As long time readers know, Pamela has a natural ability to make the heads of men swim with visions. As Batman digs deeper into the case, he finds his concentration snapping easily. Even after the evidence exonerates Pamela, he cannot get her out of his mind. One of Bruce Wayne’s dates storms off when the playboy calls her “Pamela” for the third time in one dinner; a routine robbery intervention by Batman falls apart after a woman’s red hair triggers memories of Pamela. Cooper does a great job weaving all these strands together, blending the mystery with Batman’s increasingly pre-occupied mindset. The “Hothouse” of the title refers to more than flower cultivation.
Cooper is also strong in his writing of Pamela. He takes a nuanced approach to her character, acknowledging the trauma in her past without overplaying it. For most of the story, Pamela comes off as precisely what she claims to be: a reformed woman trying to get on with her life. Even after more illicit pursuits are revealed her motivations have sympathetic components. She does not desire money out of material greed, but for the power it grants. The more wealth she possesses, the better is able to live on her own terms, free from the men who have taken advantage of her in the past. Yet, some habits are difficult to shake, especially those hard-wired into us by experience. And so part of her still yearns for a dominating male figure, specifically the one pursuing her in a cape and cowl.
This last point leads to the one misstep in the story, and that is Cooper’s choice to saddle Pamela with a severe mental disorder. For most of the narrative she is simply driven, though in the final pages Cooper reveals that she is in fact quite delusional about the interests of the Caped Crusader. It works well-enough in the context of the story itself and is at least restrained compared to how other members of Batman’s Rouges Gallery have been treated (she is never depicted as a psychotic killer). However, it is disappointing that Cooper felt that Batman needed another nemesis not of sound mind.

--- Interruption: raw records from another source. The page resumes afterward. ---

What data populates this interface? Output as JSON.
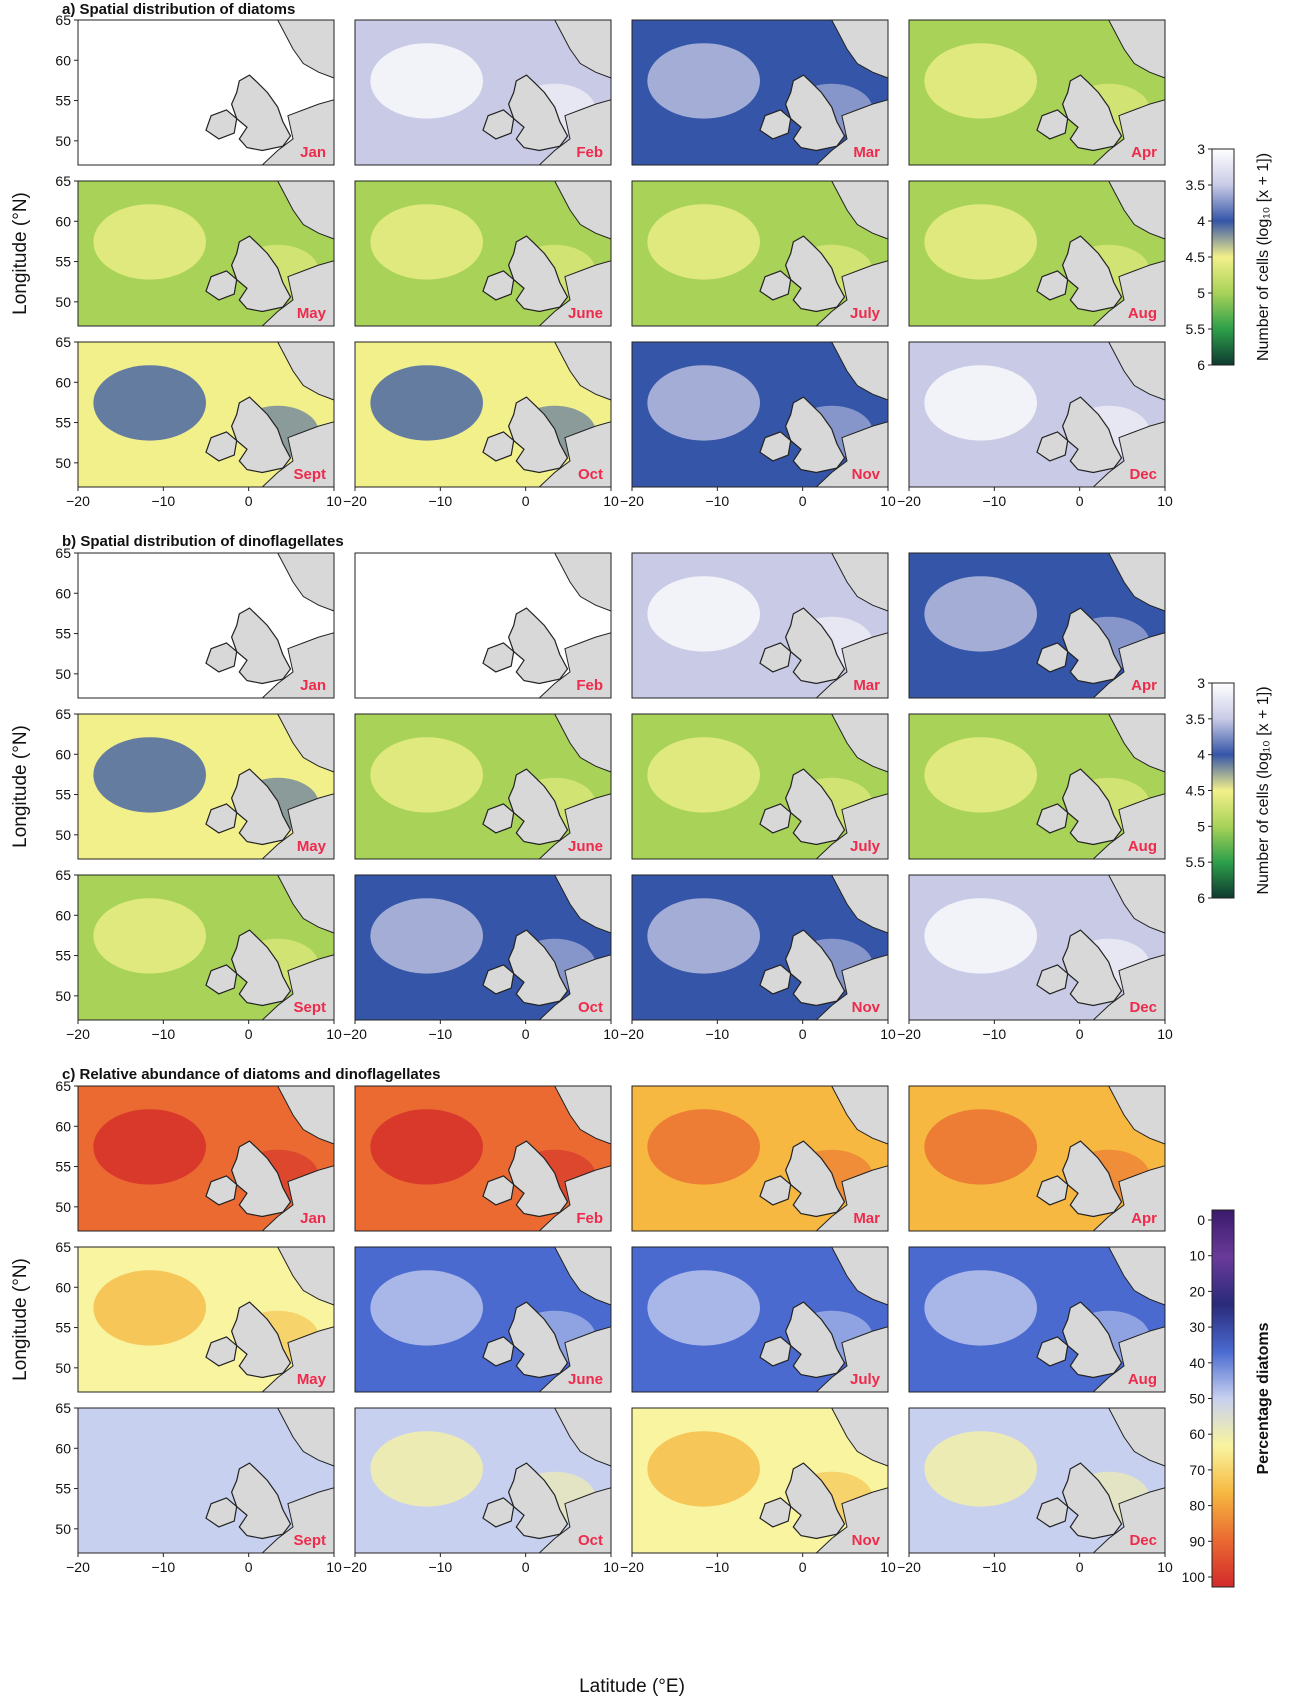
{
  "chart_data": {
    "type": "heatmap",
    "months": [
      "Jan",
      "Feb",
      "Mar",
      "Apr",
      "May",
      "June",
      "July",
      "Aug",
      "Sept",
      "Oct",
      "Nov",
      "Dec"
    ],
    "x_ticks": [
      -20,
      -10,
      0,
      10
    ],
    "y_ticks": [
      65,
      60,
      55,
      50
    ],
    "xlim": [
      -20,
      10
    ],
    "ylim": [
      47,
      65
    ],
    "xlabel": "Latitude (°E)",
    "ylabel": "Longitude (°N)",
    "panels": [
      {
        "id": "a",
        "title": "a) Spatial distribution of diatoms",
        "colorbar_label": "Number of cells (log₁₀ [x + 1])",
        "colorbar_ticks": [
          "3",
          "3.5",
          "4",
          "4.5",
          "5",
          "5.5",
          "6"
        ],
        "colorbar_range": [
          3,
          6
        ],
        "colors": [
          "#ffffff",
          "#c9cbe6",
          "#3555a8",
          "#f2f08a",
          "#a8d258",
          "#2da04a",
          "#0f3a30"
        ],
        "monthly_mean": [
          3.2,
          3.3,
          3.9,
          4.8,
          5.2,
          4.9,
          5.0,
          4.9,
          4.7,
          4.4,
          3.9,
          3.5
        ]
      },
      {
        "id": "b",
        "title": "b) Spatial distribution of dinoflagellates",
        "colorbar_label": "Number of cells (log₁₀ [x + 1])",
        "colorbar_ticks": [
          "3",
          "3.5",
          "4",
          "4.5",
          "5",
          "5.5",
          "6"
        ],
        "colorbar_range": [
          3,
          6
        ],
        "colors": [
          "#ffffff",
          "#c9cbe6",
          "#3555a8",
          "#f2f08a",
          "#a8d258",
          "#2da04a",
          "#0f3a30"
        ],
        "monthly_mean": [
          3.1,
          3.2,
          3.4,
          3.9,
          4.4,
          4.8,
          5.0,
          4.9,
          4.8,
          4.2,
          3.8,
          3.3
        ]
      },
      {
        "id": "c",
        "title": "c) Relative abundance of diatoms and dinoflagellates",
        "colorbar_label": "Percentage diatoms",
        "colorbar_ticks": [
          "0",
          "10",
          "20",
          "30",
          "40",
          "50",
          "60",
          "70",
          "80",
          "90",
          "100"
        ],
        "colorbar_range": [
          0,
          100
        ],
        "colors": [
          "#3a1a6a",
          "#6a3a9a",
          "#2a2a7a",
          "#4a6ad0",
          "#c8d0f0",
          "#f8f4a0",
          "#f6b840",
          "#ea6a32",
          "#d22a2a"
        ],
        "monthly_mean": [
          85,
          82,
          75,
          72,
          60,
          42,
          40,
          42,
          44,
          50,
          60,
          55
        ]
      }
    ]
  }
}
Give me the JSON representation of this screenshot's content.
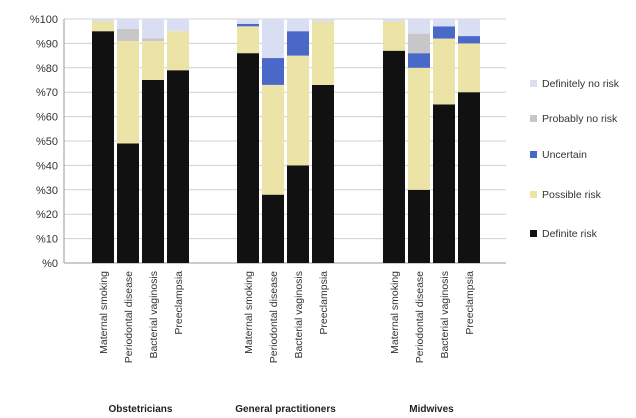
{
  "chart_data": {
    "type": "bar",
    "stacked": true,
    "y_axis": {
      "ticks": [
        "%0",
        "%10",
        "%20",
        "%30",
        "%40",
        "%50",
        "%60",
        "%70",
        "%80",
        "%90",
        "%100"
      ],
      "ylim": [
        0,
        100
      ],
      "grid": true
    },
    "groups": [
      {
        "name": "Obstetricians",
        "categories": [
          "Maternal smoking",
          "Periodontal disease",
          "Bacterial vaginosis",
          "Preeclampsia"
        ]
      },
      {
        "name": "General practitioners",
        "categories": [
          "Maternal smoking",
          "Periodontal disease",
          "Bacterial vaginosis",
          "Preeclampsia"
        ]
      },
      {
        "name": "Midwives",
        "categories": [
          "Maternal smoking",
          "Periodontal disease",
          "Bacterial vaginosis",
          "Preeclampsia"
        ]
      }
    ],
    "series": [
      {
        "name": "Definite risk",
        "color": "#111111",
        "values": [
          95,
          49,
          75,
          79,
          86,
          28,
          40,
          73,
          87,
          30,
          65,
          70
        ]
      },
      {
        "name": "Possible risk",
        "color": "#ece3a6",
        "values": [
          4,
          42,
          16,
          16,
          11,
          45,
          45,
          26,
          12,
          50,
          27,
          20
        ]
      },
      {
        "name": "Uncertain",
        "color": "#4a68c8",
        "values": [
          0,
          0,
          0,
          0,
          1,
          11,
          10,
          0,
          0,
          6,
          5,
          3
        ]
      },
      {
        "name": "Probably no risk",
        "color": "#c7c7c7",
        "values": [
          0,
          5,
          1,
          0,
          0,
          0,
          0,
          0,
          0,
          8,
          0,
          0
        ]
      },
      {
        "name": "Definitely no risk",
        "color": "#d9def2",
        "values": [
          1,
          4,
          8,
          5,
          2,
          16,
          5,
          1,
          1,
          6,
          3,
          7
        ]
      }
    ],
    "legend": {
      "position": "right",
      "entries": [
        "Definitely no risk",
        "Probably no risk",
        "Uncertain",
        "Possible risk",
        "Definite risk"
      ]
    }
  }
}
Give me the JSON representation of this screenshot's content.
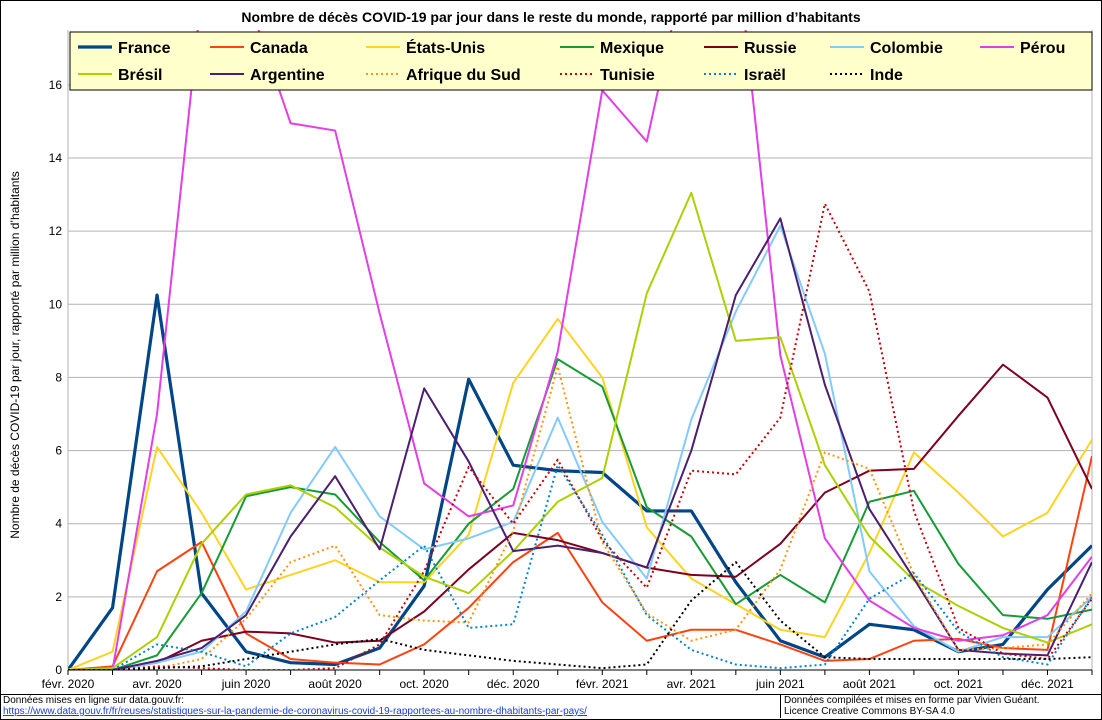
{
  "chart_data": {
    "type": "line",
    "title": "Nombre de décès COVID-19 par jour dans le reste du monde, rapporté par million d’habitants",
    "ylabel": "Nombre de décès COVID-19 par jour, rapporté par million d’habitants",
    "xlabel": "",
    "ylim": [
      0,
      17.5
    ],
    "yticks": [
      0,
      2,
      4,
      6,
      8,
      10,
      12,
      14,
      16
    ],
    "xticks": [
      "févr. 2020",
      "avr. 2020",
      "juin 2020",
      "août 2020",
      "oct. 2020",
      "déc. 2020",
      "févr. 2021",
      "avr. 2021",
      "juin 2021",
      "août 2021",
      "oct. 2021",
      "déc. 2021"
    ],
    "x_months": [
      "2020-02",
      "2020-03",
      "2020-04",
      "2020-05",
      "2020-06",
      "2020-07",
      "2020-08",
      "2020-09",
      "2020-10",
      "2020-11",
      "2020-12",
      "2021-01",
      "2021-02",
      "2021-03",
      "2021-04",
      "2021-05",
      "2021-06",
      "2021-07",
      "2021-08",
      "2021-09",
      "2021-10",
      "2021-11",
      "2021-12",
      "2022-01"
    ],
    "grid": "horizontal",
    "legend_position": "top",
    "series": [
      {
        "name": "France",
        "color": "#004586",
        "style": "solid",
        "width": 3.2,
        "values": [
          0,
          1.7,
          10.25,
          2.1,
          0.5,
          0.2,
          0.15,
          0.6,
          2.3,
          7.95,
          5.6,
          5.45,
          5.4,
          4.35,
          4.35,
          2.4,
          0.8,
          0.35,
          1.25,
          1.1,
          0.5,
          0.7,
          2.2,
          3.4
        ]
      },
      {
        "name": "Canada",
        "color": "#ff420e",
        "style": "solid",
        "width": 2,
        "values": [
          0,
          0.1,
          2.7,
          3.5,
          1.0,
          0.3,
          0.2,
          0.15,
          0.7,
          1.7,
          2.95,
          3.75,
          1.85,
          0.8,
          1.1,
          1.1,
          0.7,
          0.25,
          0.3,
          0.8,
          0.85,
          0.6,
          0.55,
          5.85
        ]
      },
      {
        "name": "États-Unis",
        "color": "#ffd320",
        "style": "solid",
        "width": 2,
        "values": [
          0,
          0.5,
          6.1,
          4.3,
          2.2,
          2.6,
          3.0,
          2.4,
          2.4,
          3.7,
          7.85,
          9.6,
          8.0,
          3.9,
          2.5,
          1.8,
          1.1,
          0.9,
          3.2,
          5.95,
          4.85,
          3.65,
          4.3,
          6.3
        ]
      },
      {
        "name": "Mexique",
        "color": "#169c37",
        "style": "solid",
        "width": 2,
        "values": [
          0,
          0,
          0.4,
          2.1,
          4.75,
          5.0,
          4.8,
          3.5,
          2.45,
          4.0,
          4.95,
          8.5,
          7.75,
          4.45,
          3.65,
          1.8,
          2.6,
          1.85,
          4.6,
          4.9,
          2.9,
          1.5,
          1.4,
          1.65
        ]
      },
      {
        "name": "Russie",
        "color": "#7e0021",
        "style": "solid",
        "width": 2,
        "values": [
          0,
          0,
          0.2,
          0.8,
          1.05,
          1.0,
          0.75,
          0.8,
          1.6,
          2.75,
          3.75,
          3.55,
          3.2,
          2.8,
          2.6,
          2.55,
          3.45,
          4.85,
          5.45,
          5.5,
          6.95,
          8.35,
          7.45,
          4.95
        ]
      },
      {
        "name": "Colombie",
        "color": "#83caff",
        "style": "solid",
        "width": 2,
        "values": [
          0,
          0,
          0.2,
          0.5,
          1.6,
          4.3,
          6.1,
          4.2,
          3.3,
          3.6,
          4.05,
          6.9,
          4.05,
          2.5,
          6.85,
          9.8,
          12.15,
          8.65,
          2.7,
          1.2,
          0.5,
          0.9,
          0.9,
          2.0
        ]
      },
      {
        "name": "Pérou",
        "color": "#e23fe6",
        "style": "solid",
        "width": 2,
        "values": [
          0,
          0,
          7.0,
          18.5,
          18.5,
          14.95,
          14.75,
          9.75,
          5.1,
          4.2,
          4.5,
          8.7,
          15.85,
          14.45,
          20.0,
          20.0,
          8.6,
          3.6,
          1.9,
          1.15,
          0.8,
          0.95,
          1.5,
          3.1
        ]
      },
      {
        "name": "Brésil",
        "color": "#aecf00",
        "style": "solid",
        "width": 2,
        "values": [
          0,
          0.05,
          0.9,
          3.45,
          4.8,
          5.05,
          4.45,
          3.35,
          2.55,
          2.1,
          3.25,
          4.6,
          5.25,
          10.3,
          13.05,
          9.0,
          9.1,
          5.6,
          3.65,
          2.45,
          1.75,
          1.15,
          0.75,
          1.25
        ]
      },
      {
        "name": "Argentine",
        "color": "#4b1f6f",
        "style": "solid",
        "width": 2,
        "values": [
          0,
          0,
          0.25,
          0.6,
          1.5,
          3.65,
          5.3,
          3.3,
          7.7,
          5.7,
          3.25,
          3.4,
          3.2,
          2.8,
          6.0,
          10.25,
          12.35,
          7.8,
          4.4,
          2.5,
          0.55,
          0.45,
          0.4,
          2.95
        ]
      },
      {
        "name": "Afrique du Sud",
        "color": "#ff950e",
        "style": "dotted",
        "width": 2,
        "values": [
          0,
          0,
          0.05,
          0.3,
          1.4,
          2.95,
          3.4,
          1.5,
          1.35,
          1.3,
          3.8,
          8.3,
          3.5,
          1.55,
          0.8,
          1.1,
          2.75,
          5.95,
          5.5,
          2.6,
          0.55,
          0.6,
          0.7,
          2.1
        ]
      },
      {
        "name": "Tunisie",
        "color": "#c5000b",
        "style": "dotted",
        "width": 2,
        "values": [
          0,
          0,
          0.1,
          0.05,
          0,
          0,
          0.05,
          0.7,
          2.7,
          5.55,
          4.0,
          5.75,
          3.55,
          2.25,
          5.45,
          5.35,
          6.9,
          12.75,
          10.35,
          4.35,
          1.15,
          0.45,
          0.3,
          1.95
        ]
      },
      {
        "name": "Israël",
        "color": "#0084d1",
        "style": "dotted",
        "width": 2,
        "values": [
          0,
          0,
          0.7,
          0.5,
          0.1,
          1.0,
          1.45,
          2.45,
          3.4,
          1.15,
          1.25,
          5.6,
          3.7,
          1.5,
          0.55,
          0.15,
          0.05,
          0.15,
          1.95,
          2.65,
          1.05,
          0.35,
          0.15,
          2.0
        ]
      },
      {
        "name": "Inde",
        "color": "#000000",
        "style": "dotted",
        "width": 2,
        "values": [
          0,
          0,
          0.05,
          0.1,
          0.3,
          0.5,
          0.7,
          0.85,
          0.55,
          0.4,
          0.25,
          0.15,
          0.05,
          0.15,
          1.9,
          2.95,
          1.35,
          0.35,
          0.3,
          0.3,
          0.3,
          0.3,
          0.3,
          0.35
        ]
      }
    ]
  },
  "footer": {
    "source_line1": "Données mises en ligne sur data.gouv.fr:",
    "source_url": "https://www.data.gouv.fr/fr/reuses/statistiques-sur-la-pandemie-de-coronavirus-covid-19-rapportees-au-nombre-dhabitants-par-pays/",
    "credit_line1": "Données compilées et mises en forme par Vivien Guéant.",
    "credit_line2": "Licence Creative Commons BY-SA 4.0"
  }
}
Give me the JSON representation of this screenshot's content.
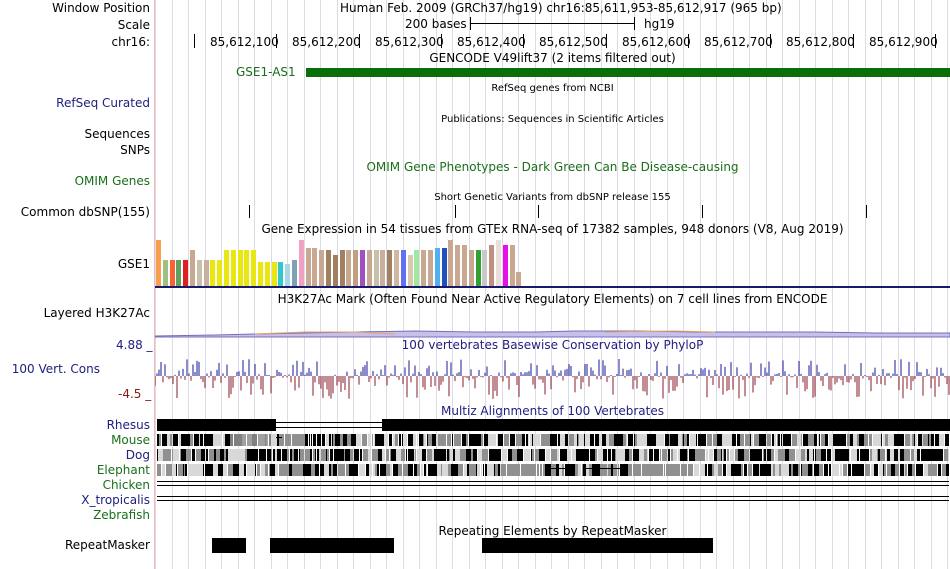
{
  "header": {
    "window_position_label": "Window Position",
    "window_position_value": "Human Feb. 2009 (GRCh37/hg19)   chr16:85,611,953-85,612,917 (965 bp)",
    "scale_label": "Scale",
    "scale_value": "200 bases",
    "scale_assembly": "hg19",
    "chrom_label": "chr16:",
    "positions": [
      "85,612,100",
      "85,612,200",
      "85,612,300",
      "85,612,400",
      "85,612,500",
      "85,612,600",
      "85,612,700",
      "85,612,800",
      "85,612,900"
    ]
  },
  "tracks": {
    "gencode": {
      "title": "GENCODE V49lift37 (2 items filtered out)",
      "gene_label": "GSE1-AS1",
      "color": "#0a6e0a"
    },
    "refseq": {
      "label": "RefSeq Curated",
      "title": "RefSeq genes from NCBI"
    },
    "publications": {
      "label_sequences": "Sequences",
      "label_snps": "SNPs",
      "title": "Publications: Sequences in Scientific Articles"
    },
    "omim": {
      "label": "OMIM Genes",
      "title": "OMIM Gene Phenotypes - Dark Green Can Be Disease-causing"
    },
    "dbsnp": {
      "label": "Common dbSNP(155)",
      "title": "Short Genetic Variants from dbSNP release 155"
    },
    "gtex": {
      "label": "GSE1",
      "title": "Gene Expression in 54 tissues from GTEx RNA-seq of 17382 samples, 948 donors (V8, Aug 2019)",
      "bar_levels": [
        0.95,
        0.55,
        0.55,
        0.55,
        0.55,
        0.75,
        0.55,
        0.55,
        0.55,
        0.55,
        0.75,
        0.75,
        0.75,
        0.75,
        0.75,
        0.5,
        0.5,
        0.5,
        0.5,
        0.45,
        0.55,
        0.95,
        0.8,
        0.8,
        0.75,
        0.75,
        0.65,
        0.75,
        0.75,
        0.75,
        0.75,
        0.75,
        0.75,
        0.75,
        0.75,
        0.75,
        0.75,
        0.65,
        0.75,
        0.75,
        0.75,
        0.8,
        0.8,
        0.95,
        0.85,
        0.85,
        0.75,
        0.75,
        0.75,
        0.85,
        0.95,
        0.85,
        0.85,
        0.3
      ],
      "bar_colors": [
        "#f8a050",
        "#a0c080",
        "#ff6030",
        "#60a060",
        "#e02020",
        "#c8a890",
        "#c8c0a8",
        "#c8b0a0",
        "#e8e810",
        "#e8e810",
        "#e8e810",
        "#e8e810",
        "#e8e810",
        "#e8e810",
        "#e8e810",
        "#e8e810",
        "#e8e810",
        "#e8e810",
        "#30c8c8",
        "#a8d8e8",
        "#80a0b8",
        "#f0a0c0",
        "#c8a890",
        "#c8a890",
        "#c8a890",
        "#a08060",
        "#a08060",
        "#a08060",
        "#c8a890",
        "#c0a080",
        "#a050c0",
        "#c8a890",
        "#c8c0a8",
        "#c8b0a0",
        "#a08060",
        "#d0b8a0",
        "#6070f0",
        "#d8c8b0",
        "#a0e8a0",
        "#c8a890",
        "#c8a890",
        "#50b0f0",
        "#2050c0",
        "#c8a890",
        "#c8a890",
        "#c8a890",
        "#c8a890",
        "#30a030",
        "#c8c8c8",
        "#c09080",
        "#e8e0d8",
        "#e810e8",
        "#c8a890",
        "#c8a890"
      ]
    },
    "h3k27ac": {
      "label": "Layered H3K27Ac",
      "title": "H3K27Ac Mark (Often Found Near Active Regulatory Elements) on 7 cell lines from ENCODE"
    },
    "phylop": {
      "label": "100 Vert. Cons",
      "title": "100 vertebrates Basewise Conservation by PhyloP",
      "max_label": "4.88 _",
      "min_label": "-4.5 _"
    },
    "multiz": {
      "title": "Multiz Alignments of 100 Vertebrates",
      "species": [
        "Rhesus",
        "Mouse",
        "Dog",
        "Elephant",
        "Chicken",
        "X_tropicalis",
        "Zebrafish"
      ]
    },
    "repeatmasker": {
      "label": "RepeatMasker",
      "title": "Repeating Elements by RepeatMasker"
    }
  }
}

The art for “Hothouse” was provided by P. Craig Russell. While his name has faded from prominence, Russell had a streak of high-profile work in the late 80s/early 90s. A winner of multiple Eisners, he was awarded back-to-back trophies in 1993 (the year of “Hothouse”) and 1994, when he illustrated the “Ramadan” issue of Sandman. His expressionistic style proves to a superb match for Batman. Russell emphasizes the lithe curves of Batman’s figure, his cape sinking into the shape of his back instead of resting stiff against it. His Batman moves with a graceful determination, reminiscent of Neal Adams. At the same time, Russell’s loose line-work and semi-abstract settings give a prominence to mood over naturalism. He really brings out the emotional undertones of Cooper’s script. This is especially true in the climax when Batman is fighting off the full effects of Pamela’s toxins. Suddenly hallucination and reality bleed together in such a manner that the remainder of the story never fully pulls them apart again. It is exciting, vivid work from Russell which demonstrates that his art remains as gorgeous as ever. (He is assisted by the striking coloring of Digital Chameleon).
All in all, despite some misgivings about the conclusion, this is an enjoyable Pamela Isley story, which I would recommend tracking down. This Wednesday, Amy Chu and Clay Mann add a new chapter to Pamela’s ongoing saga. Based on comments at last year’s New York Comic Con, Chu seems to have a good handle on the character. Hopefully there is plenty excitement in store for Poison Ivy fans as she enters her 50th year.